Results in Courier Corp.'s book manufacturing and publishing segments reflected the different trends affecting the industry in the quarter ended December 29, 2001. Revenues in its book manufacturing segment fell 17% in the period to $38.3 million, while sales at Dover Publications remained flat at $8.5 million.
Company chairman Jim Conway observed that while holiday sales were better than expected for retailers, both publishers and retailers took "aggressive inventory control measures" in the period that resulted in reduced orders to printers. The strong holiday sales did permit Dover to maintain sales levels comparable to the quarter in 2000, despite the fact that revenues in the prior year were inflated by extra shipments, due to the backlog of orders that had resulted from Courier's purchase of the publisher. Orders were up 11% in the most recent quarter compared to the 2000 period.

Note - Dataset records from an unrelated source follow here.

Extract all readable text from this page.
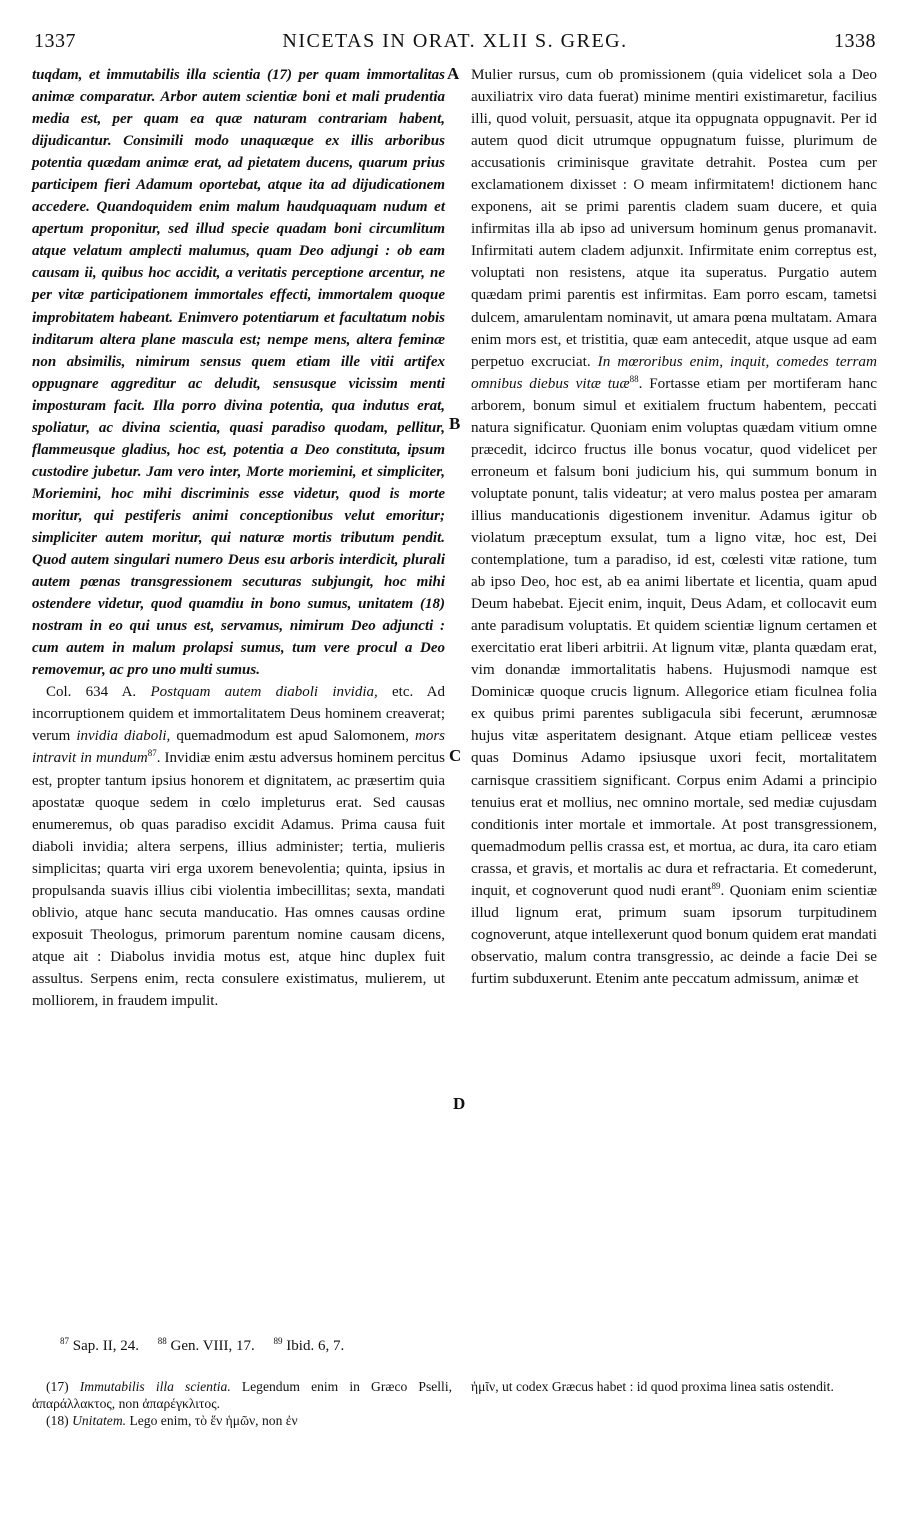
1337	NICETAS IN ORAT. XLII S. GREG.	1338
A
B
C
D

tuqdam, et immutabilis illa scientia (17) per quam immortalitas animæ comparatur. Arbor autem scientiæ boni et mali prudentia media est, per quam ea quæ naturam contrariam habent, dijudicantur. Consimili modo unaquæque ex illis arboribus potentia quædam animæ erat, ad pietatem ducens, quarum prius participem fieri Adamum oportebat, atque ita ad dijudicationem accedere. Quandoquidem enim malum haudquaquam nudum et apertum proponitur, sed illud specie quadam boni circumlitum atque velatum amplecti malumus, quam Deo adjungi : ob eam causam ii, quibus hoc accidit, a veritatis perceptione arcentur, ne per vitæ participationem immortales effecti, immortalem quoque improbitatem habeant. Enimvero potentiarum et facultatum nobis inditarum altera plane mascula est; nempe mens, altera feminæ non absimilis, nimirum sensus quem etiam ille vitii artifex oppugnare aggreditur ac deludit, sensusque vicissim menti imposturam facit. Illa porro divina potentia, qua indutus erat, spoliatur, ac divina scientia, quasi paradiso quodam, pellitur, flammeusque gladius, hoc est, potentia a Deo constituta, ipsum custodire jubetur. Jam vero inter, Morte moriemini, et simpliciter, Moriemini, hoc mihi discriminis esse videtur, quod is morte moritur, qui pestiferis animi conceptionibus velut emoritur; simpliciter autem moritur, qui naturæ mortis tributum pendit. Quod autem singulari numero Deus esu arboris interdicit, plurali autem pœnas transgressionem secuturas subjungit, hoc mihi ostendere videtur, quod quamdiu in bono sumus, unitatem (18) nostram in eo qui unus est, servamus, nimirum Deo adjuncti : cum autem in malum prolapsi sumus, tum vere procul a Deo removemur, ac pro uno multi sumus.

Col. 634 A. Postquam autem diaboli invidia, etc. Ad incorruptionem quidem et immortalitatem Deus hominem creaverat; verum invidia diaboli, quemadmodum est apud Salomonem, mors intravit in mundum$^{87}$. Invidiæ enim æstu adversus hominem percitus est, propter tantum ipsius honorem et dignitatem, ac præsertim quia apostatæ quoque sedem in cœlo impleturus erat. Sed causas enumeremus, ob quas paradiso excidit Adamus. Prima causa fuit diaboli invidia; altera serpens, illius administer; tertia, mulieris simplicitas; quarta viri erga uxorem benevolentia; quinta, ipsius in propulsanda suavis illius cibi violentia imbecillitas; sexta, mandati oblivio, atque hanc secuta manducatio. Has omnes causas ordine exposuit Theologus, primorum parentum nomine causam dicens, atque ait : Diabolus invidia motus est, atque hinc duplex fuit assultus. Serpens enim, recta consulere existimatus, mulierem, ut molliorem, in fraudem impulit.

Mulier rursus, cum ob promissionem (quia videlicet sola a Deo auxiliatrix viro data fuerat) minime mentiri existimaretur, facilius illi, quod voluit, persuasit, atque ita oppugnata oppugnavit. Per id autem quod dicit utrumque oppugnatum fuisse, plurimum de accusationis criminisque gravitate detrahit. Postea cum per exclamationem dixisset : O meam infirmitatem! dictionem hanc exponens, ait se primi parentis cladem suam ducere, et quia infirmitas illa ab ipso ad universum hominum genus promanavit. Infirmitati autem cladem adjunxit. Infirmitate enim correptus est, voluptati non resistens, atque ita superatus. Purgatio autem quædam primi parentis est infirmitas. Eam porro escam, tametsi dulcem, amarulentam nominavit, ut amara pœna multatam. Amara enim mors est, et tristitia, quæ eam antecedit, atque usque ad eam perpetuo excruciat. In mœroribus enim, inquit, comedes terram omnibus diebus vitæ tuæ$^{88}$. Fortasse etiam per mortiferam hanc arborem, bonum simul et exitialem fructum habentem, peccati natura significatur. Quoniam enim voluptas quædam vitium omne præcedit, idcirco fructus ille bonus vocatur, quod videlicet per erroneum et falsum boni judicium his, qui summum bonum in voluptate ponunt, talis videatur; at vero malus postea per amaram illius manducationis digestionem invenitur. Adamus igitur ob violatum præceptum exsulat, tum a ligno vitæ, hoc est, Dei contemplatione, tum a paradiso, id est, cœlesti vitæ ratione, tum ab ipso Deo, hoc est, ab ea animi libertate et licentia, quam apud Deum habebat. Ejecit enim, inquit, Deus Adam, et collocavit eum ante paradisum voluptatis. Et quidem scientiæ lignum certamen et exercitatio erat liberi arbitrii. At lignum vitæ, planta quædam erat, vim donandæ immortalitatis habens. Hujusmodi namque est Dominicæ quoque crucis lignum. Allegorice etiam ficulnea folia ex quibus primi parentes subligacula sibi fecerunt, ærumnosæ hujus vitæ asperitatem designant. Atque etiam pelliceæ vestes quas Dominus Adamo ipsiusque uxori fecit, mortalitatem carnisque crassitiem significant. Corpus enim Adami a principio tenuius erat et mollius, nec omnino mortale, sed mediæ cujusdam conditionis inter mortale et immortale. At post transgressionem, quemadmodum pellis crassa est, et mortua, ac dura, ita caro etiam crassa, et gravis, et mortalis ac dura et refractaria. Et comederunt, inquit, et cognoverunt quod nudi erant$^{89}$. Quoniam enim scientiæ illud lignum erat, primum suam ipsorum turpitudinem cognoverunt, atque intellexerunt quod bonum quidem erat mandati observatio, malum contra transgressio, ac deinde a facie Dei se furtim subduxerunt. Etenim ante peccatum admissum, animæ et

$^{87}$ Sap. II, 24. $^{88}$ Gen. VIII, 17. $^{89}$ Ibid. 6, 7.

(17) Immutabilis illa scientia. Legendum enim in Græco Pselli, ἀπαράλλακτος, non ἀπαρέγκλιτος.

(18) Unitatem. Lego enim, τὸ ἕν ἡμῶν, non ἐν

ἡμῖν, ut codex Græcus habet : id quod proxima linea satis ostendit.
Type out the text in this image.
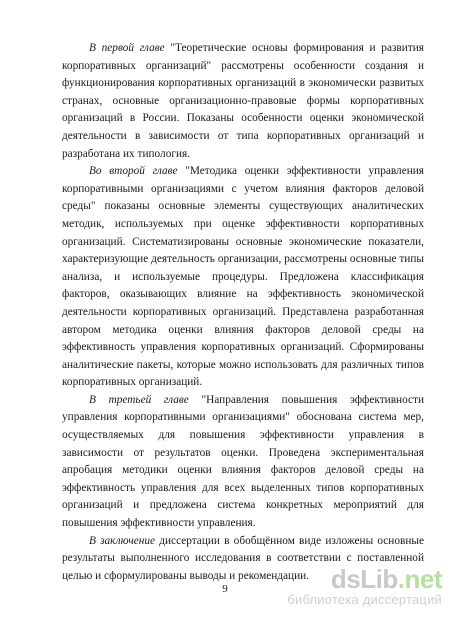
В первой главе "Теоретические основы формирования и развития корпоративных организаций" рассмотрены особенности создания и функционирования корпоративных организаций в экономически развитых странах, основные организационно-правовые формы корпоративных организаций в России. Показаны особенности оценки экономической деятельности в зависимости от типа корпоративных организаций и разработана их типология.

Во второй главе "Методика оценки эффективности управления корпоративными организациями с учетом влияния факторов деловой среды" показаны основные элементы существующих аналитических методик, используемых при оценке эффективности корпоративных организаций. Систематизированы основные экономические показатели, характеризующие деятельность организации, рассмотрены основные типы анализа, и используемые процедуры. Предложена классификация факторов, оказывающих влияние на эффективность экономической деятельности корпоративных организаций. Представлена разработанная автором методика оценки влияния факторов деловой среды на эффективность управления корпоративных организаций. Сформированы аналитические пакеты, которые можно использовать для различных типов корпоративных организаций.

В третьей главе "Направления повышения эффективности управления корпоративными организациями" обоснована система мер, осуществляемых для повышения эффективности управления в зависимости от результатов оценки. Проведена экспериментальная апробация методики оценки влияния факторов деловой среды на эффективность управления для всех выделенных типов корпоративных организаций и предложена система конкретных мероприятий для повышения эффективности управления.

В заключение диссертации в обобщённом виде изложены основные результаты выполненного исследования в соответствии с поставленной целью и сформулированы выводы и рекомендации.

9	dsLib.net
библиотека диссертаций
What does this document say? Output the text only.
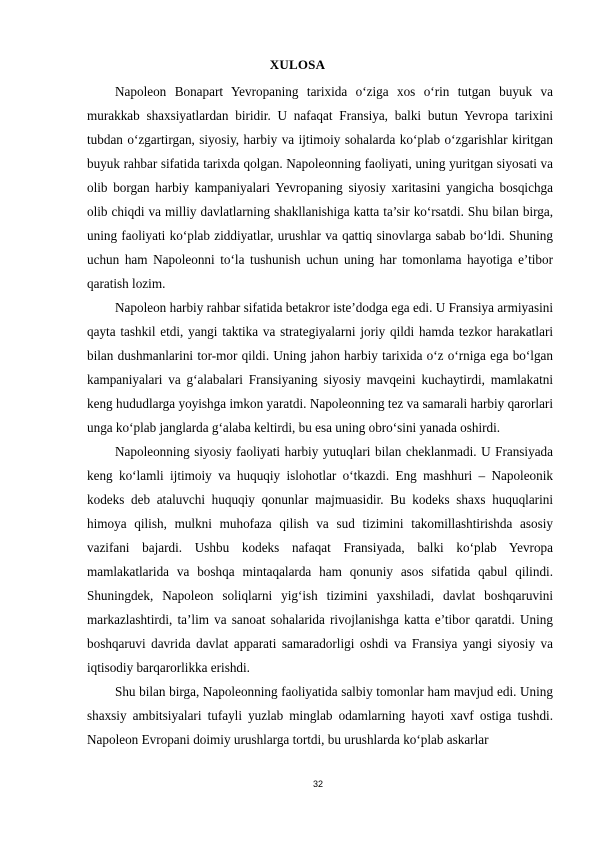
XULOSA

Napoleon Bonapart Yevropaning tarixida o‘ziga xos o‘rin tutgan buyuk va murakkab shaxsiyatlardan biridir. U nafaqat Fransiya, balki butun Yevropa tarixini tubdan o‘zgartirgan, siyosiy, harbiy va ijtimoiy sohalarda ko‘plab o‘zgarishlar kiritgan buyuk rahbar sifatida tarixda qolgan. Napoleonning faoliyati, uning yuritgan siyosati va olib borgan harbiy kampaniyalari Yevropaning siyosiy xaritasini yangicha bosqichga olib chiqdi va milliy davlatlarning shakllanishiga katta ta’sir ko‘rsatdi. Shu bilan birga, uning faoliyati ko‘plab ziddiyatlar, urushlar va qattiq sinovlarga sabab bo‘ldi. Shuning uchun ham Napoleonni to‘la tushunish uchun uning har tomonlama hayotiga e’tibor qaratish lozim.

Napoleon harbiy rahbar sifatida betakror iste’dodga ega edi. U Fransiya armiyasini qayta tashkil etdi, yangi taktika va strategiyalarni joriy qildi hamda tezkor harakatlari bilan dushmanlarini tor-mor qildi. Uning jahon harbiy tarixida o‘z o‘rniga ega bo‘lgan kampaniyalari va g‘alabalari Fransiyaning siyosiy mavqeini kuchaytirdi, mamlakatni keng hududlarga yoyishga imkon yaratdi. Napoleonning tez va samarali harbiy qarorlari unga ko‘plab janglarda g‘alaba keltirdi, bu esa uning obro‘sini yanada oshirdi.

Napoleonning siyosiy faoliyati harbiy yutuqlari bilan cheklanmadi. U Fransiyada keng ko‘lamli ijtimoiy va huquqiy islohotlar o‘tkazdi. Eng mashhuri – Napoleonik kodeks deb ataluvchi huquqiy qonunlar majmuasidir. Bu kodeks shaxs huquqlarini himoya qilish, mulkni muhofaza qilish va sud tizimini takomillashtirishda asosiy vazifani bajardi. Ushbu kodeks nafaqat Fransiyada, balki ko‘plab Yevropa mamlakatlarida va boshqa mintaqalarda ham qonuniy asos sifatida qabul qilindi. Shuningdek, Napoleon soliqlarni yig‘ish tizimini yaxshiladi, davlat boshqaruvini markazlashtirdi, ta’lim va sanoat sohalarida rivojlanishga katta e’tibor qaratdi. Uning boshqaruvi davrida davlat apparati samaradorligi oshdi va Fransiya yangi siyosiy va iqtisodiy barqarorlikka erishdi.

Shu bilan birga, Napoleonning faoliyatida salbiy tomonlar ham mavjud edi. Uning shaxsiy ambitsiyalari tufayli yuzlab minglab odamlarning hayoti xavf ostiga tushdi. Napoleon Evropani doimiy urushlarga tortdi, bu urushlarda ko‘plab askarlar

32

According to Courier, orders fell in all three manufacturing segments, with sales to the trade market off the most, falling 24%. Sales to the education market decreased 21%, with orders down in both the elhi and college segments. Sales fell 8% to the religious market due primarily to "manufacturing issues." The company said it expects orders from the religious segment to be up "significantly" in the second quarter. In fact, Conway predicted that by the second half of fiscal 2002 demand for all books will begin to grow as excess inventory is reduced.
Conway also continues to expect strong results from Dover over the course of the year, predicting double-digit growth in sales and earnings. For the entire company, total revenues for fiscal '02 are projected to be in the $210-million to $215-million range. In fiscal 2001, revenues were $211.9 million.